Ok, my first ever attempt answering a stack overflow question...
Your question is a bit vague, so I'll try to answer it as best I understand it. It sounds like you're asking how to prepare text prior to building SVN models, specifically how to lemmatize text input, compute word frequencies, and also create n-grams from the given string.
import nltk
from collections import Counter
from nltk import ngrams
from nltk.stem import WordNetLemmatizer
# lowercase, remove punctuation, and lemmatize string
def word_generator(str):
wnl = WordNetLemmatizer()
clean = nltk.word_tokenize(str)
words = [wnl.lemmatize(word.lower()) for word in clean if word.isalpha()]
for word in words:
yield word
# create list of freqs
def freq_count(str):
voc_freq = Counter()
for word in word_generator(str):
voc_freq[word] += 1
trimmed = sorted(voc_freq.items(), reverse=True, key=lambda x: x[1])
return trimmed
# create n-grams
def make_ngrams(str, n):
grams = ngrams([word for word in word_generator(str)], n)
return list(grams)
Example 4-gram output:
>>> my_str = 'This is this string, not A great Strings not the greatest string'
>>> print(freq_count(my_str))
[('string', 3), ('this', 2), ('not', 2), ('is', 1), ('a', 1), ('great', 1), ('the', 1), ('greatest', 1)]
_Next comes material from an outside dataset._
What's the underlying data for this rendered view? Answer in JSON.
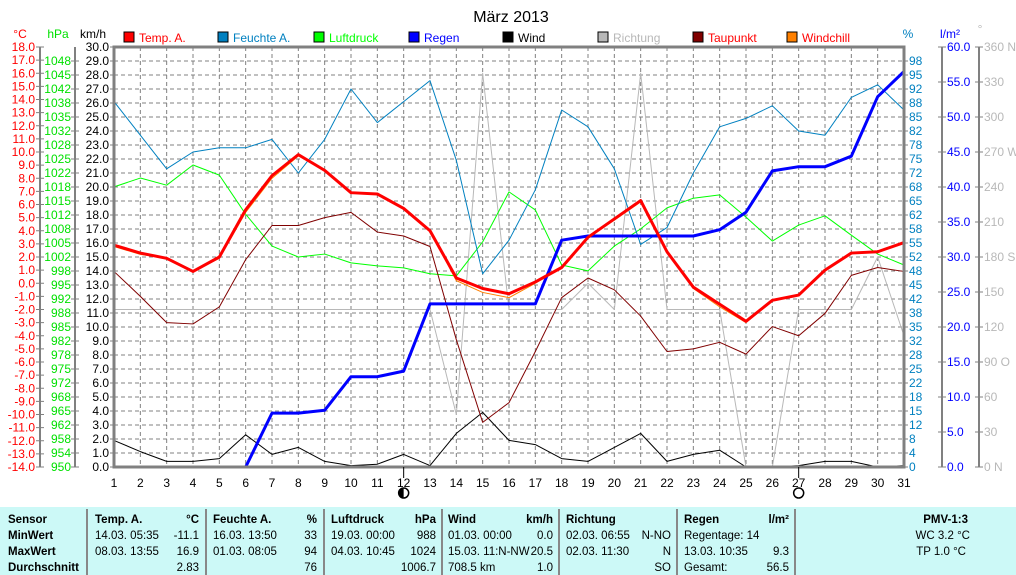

>>> print(make_ngrams(my_str, 4))
[('this', 'is', 'this', 'string'), ('is', 'this', 'string', 'not'), ('this', 'string', 'not', 'a'), ('string', 'not', 'a', 'great'), ('not', 'a', 'great', 'string'), ('a', 'great', 'string', 'not'), ('great', 'string', 'not', 'the'), ('string', 'not', 'the', 'greatest'), ('not', 'the', 'greatest', 'string')]
Then you can do whatever you want with this, such as creating vectors.